When Quebec City police arrived at the door of the St. Pierre United Church on March 5, 2004, they pushed past the Rev. Gérard Doré, and headed into the church in search of Mohamed Cherfi. Cherfi is an Algerian refugee claimant who sought sanctuary in the church in February after losing a long battle with immigration officials to remain in Canada. Police found him in the basement and clamped on handcuffs. His arrest was the first time the police had ever breached church sanctity in the country.
Cherfi says his life will be in danger if he is deported back to his homeland, where he has been a vocal critic of human rights abuses.
"I am outraged, I am indignant, and I am sad," said Doré.

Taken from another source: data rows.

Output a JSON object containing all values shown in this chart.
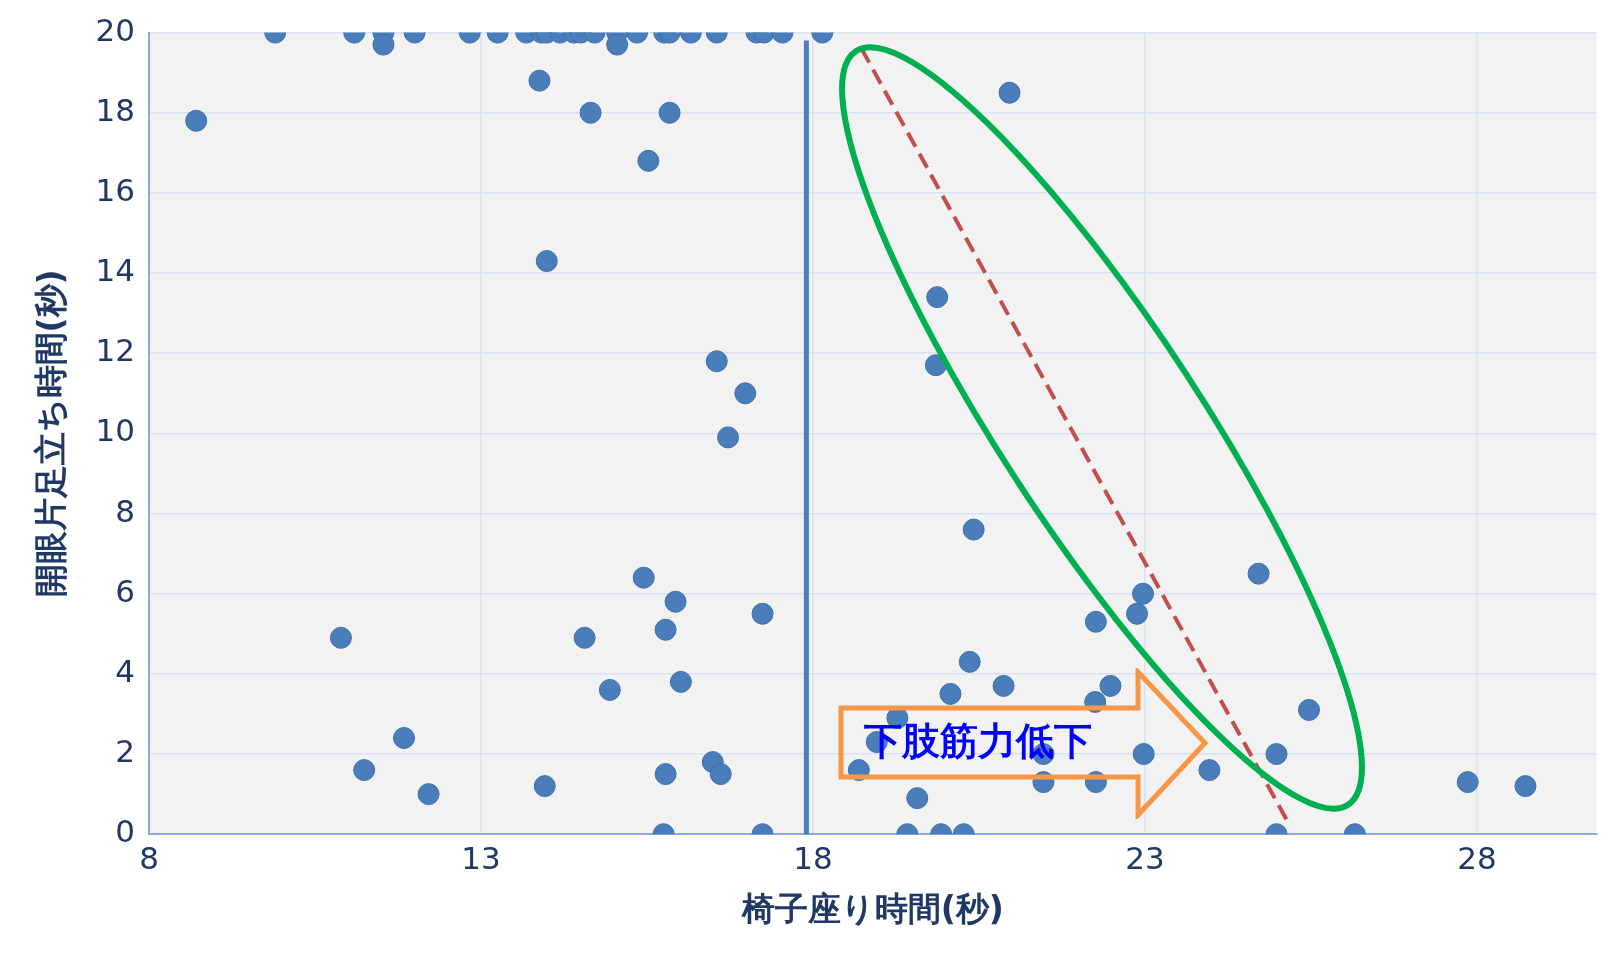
{
  "chart_data": {
    "type": "scatter",
    "xlabel": "椅子座り時間(秒)",
    "ylabel": "開眼片足立ち時間(秒)",
    "annotations": [
      "下肢筋力低下"
    ],
    "xlim": [
      8,
      29.8
    ],
    "xticks": [
      8,
      13,
      18,
      23,
      28
    ],
    "ylim": [
      0,
      20
    ],
    "yticks": [
      0,
      2,
      4,
      6,
      8,
      10,
      12,
      14,
      16,
      18,
      20
    ],
    "grid": true,
    "legend": false,
    "marker": "circle",
    "ref_lines": [
      {
        "axis": "x",
        "value": 17.9,
        "color": "#4a7ebb"
      }
    ],
    "series": [
      {
        "color": "#4a7ebb",
        "x": [
          9.9,
          11.09,
          11.53,
          12.0,
          12.83,
          13.25,
          13.68,
          13.91,
          13.99,
          14.19,
          14.4,
          14.5,
          14.71,
          15.05,
          15.35,
          15.76,
          15.84,
          16.16,
          16.55,
          17.15,
          17.26,
          17.54,
          18.14,
          11.53,
          15.05,
          8.71,
          13.88,
          14.65,
          15.84,
          15.52,
          13.99,
          20.96,
          19.87,
          19.85,
          16.55,
          16.98,
          16.72,
          20.42,
          15.45,
          15.93,
          17.24,
          15.78,
          10.89,
          14.56,
          14.94,
          16.01,
          11.84,
          11.24,
          12.21,
          13.96,
          15.78,
          16.49,
          16.61,
          15.75,
          17.24,
          24.71,
          22.97,
          22.88,
          22.26,
          20.36,
          20.87,
          22.48,
          20.07,
          22.25,
          19.27,
          25.47,
          18.96,
          22.98,
          24.98,
          21.47,
          18.69,
          21.47,
          22.26,
          23.97,
          19.57,
          27.86,
          28.73,
          19.42,
          19.93,
          20.27,
          24.98,
          26.16
        ],
        "values": [
          20,
          20,
          20,
          20,
          20,
          20,
          20,
          20,
          20,
          20,
          20,
          20,
          20,
          20,
          20,
          20,
          20,
          20,
          20,
          20,
          20,
          20,
          20,
          19.7,
          19.7,
          17.8,
          18.8,
          18,
          18,
          16.8,
          14.3,
          18.5,
          13.4,
          11.7,
          11.8,
          11,
          9.9,
          7.6,
          6.4,
          5.8,
          5.5,
          5.1,
          4.9,
          4.9,
          3.6,
          3.8,
          2.4,
          1.6,
          1,
          1.2,
          1.5,
          1.8,
          1.5,
          0,
          0,
          6.5,
          6,
          5.5,
          5.3,
          4.3,
          3.7,
          3.7,
          3.5,
          3.3,
          2.9,
          3.1,
          2.3,
          2,
          2,
          2,
          1.6,
          1.3,
          1.3,
          1.6,
          0.9,
          1.3,
          1.2,
          0,
          0,
          0,
          0,
          0
        ]
      },
      {
        "type": "line",
        "color": "#c0504d",
        "line_style": "dashed",
        "marker": "none",
        "x": [
          18.73,
          25.14
        ],
        "values": [
          19.6,
          0.34
        ]
      }
    ]
  }
}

"We denounce the violent intrusion of the Quebec police into one of our sanctuaries," said the United Church of Canada in a statement released shortly after Cherfi was apprehended. The church expressed dismay the arrest would start a precedent of breaking religious sanctuaries.
As of July 2004, six churches in the country were providing shelter to refugee claimants:
* Notre Dame de Grace in Montreal is helping four Palestinians.
* Union United Church in Montreal is harbouring an Ethiopian mother and her three children.
* St. Andrew-Norwood United Church in Montreal is providing refuge to a Colombian family.
* The First Unitarian Congregation in Ottawa opened its doors to a Bangladeshi man.
* Calgary's St. Cecilia's Catholic Church is helping a Nigerian woman and her daughters.
* A Serbian woman is holed up in an Anglican Church shelter in Halifax.
The practice of giving sanctuary goes back to Biblical times and was codified in the fifth century AD, when Roman law guaranteed that churches could provide refuge, even for criminals.
"We, as a church, have a responsibility to protect people from unjust laws," United Church minister Daryll Gray told the Canadian Press.
Canada's sanctuary movement began in 1983, when a Guatemalan was given safe haven in a Montreal church and eventually granted a stay of deportation. Since then, Canadian churches have passed resolutions reaffirming the right of asylum, particularly for refugees who have been denied immigrant status. In the mid-nineties, The Council of Churches in Canada approved a United Church edict that "sanctuary is a place recognized as holy, a place of refuge. It is a sacred place where fugitives from the law have traditionally been secured by the church against arrest or violence."
There are no laws in Canada protecting church sanctity and until the March incident, Canadian police had been reluctant to breach it. France has adopted a law allowing police to break church sanctuaries, while British and American police have routinely gone in and taken people from churches.
Hundreds of people have sought sanctuary in Canadian churches since the eighties. It's a practice Immigration Minister Judy Sgro would like to stop.
"People shouldn't be allowed to hide anywhere," Sgro told the Canadian Press. "Nobody is exempt from the law."
Sgro is meeting with church leaders to talk about the situation. She says she'd like them to come to her when there are extenuating refugee claims. Church leaders say they are forced to allow people to take refuge because the federal system for determining refugee status is flawed.
"Canada is not living up to its international obligations," says Rev. Chris Ferguson, spokesperson for justice issues for the United Church. Ferguson says churches do not believe they are breaking the law since they see it as a moral obligation to protect refugees.
Janet Dench of the Canadian Council for Refugees, a nonprofit organization that advocates on behalf of refugees, says the problem has become acute since 2002, when the government introduced a new Refugee Protection and Immigration Act. Refugee cases are now heard by one adjudicator, instead of two.
"At least if you got one bad adjudicator, it would be balanced off by a second person who was better at examining your case," Dench told CBC News Online. "The decisions are inconsistent and sometimes erroneous. Sometimes, two people with the same background are given different rulings."
Dench said the system doesn't have a mechanism for correcting errors. There is no appeal process where the case can be looked at on its merits. Claimants can take their case to the Federal Court of Canada, which will examine only whether the adjudicator followed proper procedures.
"Churches feel they have no alternative but to offer sanctuary even if it is the least desirable option. To take refuge in a church is a desperate act."
Dench says the situation for refugees has been exacerbated by the terrorist attacks of Sept. 22, 2001. Many countries, including Canada, are now less open to refugees from Arab countries. Dench also says there is a "high degree of hostility towards refugee claimants" in general.
She points out that Canada has fewer refugee claimants to process. In 2001, there were a record 44,795 claims; in 2003 this number dropped to dropped to 31,837.
"If we are going at the rate we are in 2004, the total at the end of this year will be around 23,000," predicted Dench.
Sgro says she plans to remodel the entire system. Church and refugee groups say the fix is simple–allow two adjudicators for every hearing and implement an appeal process.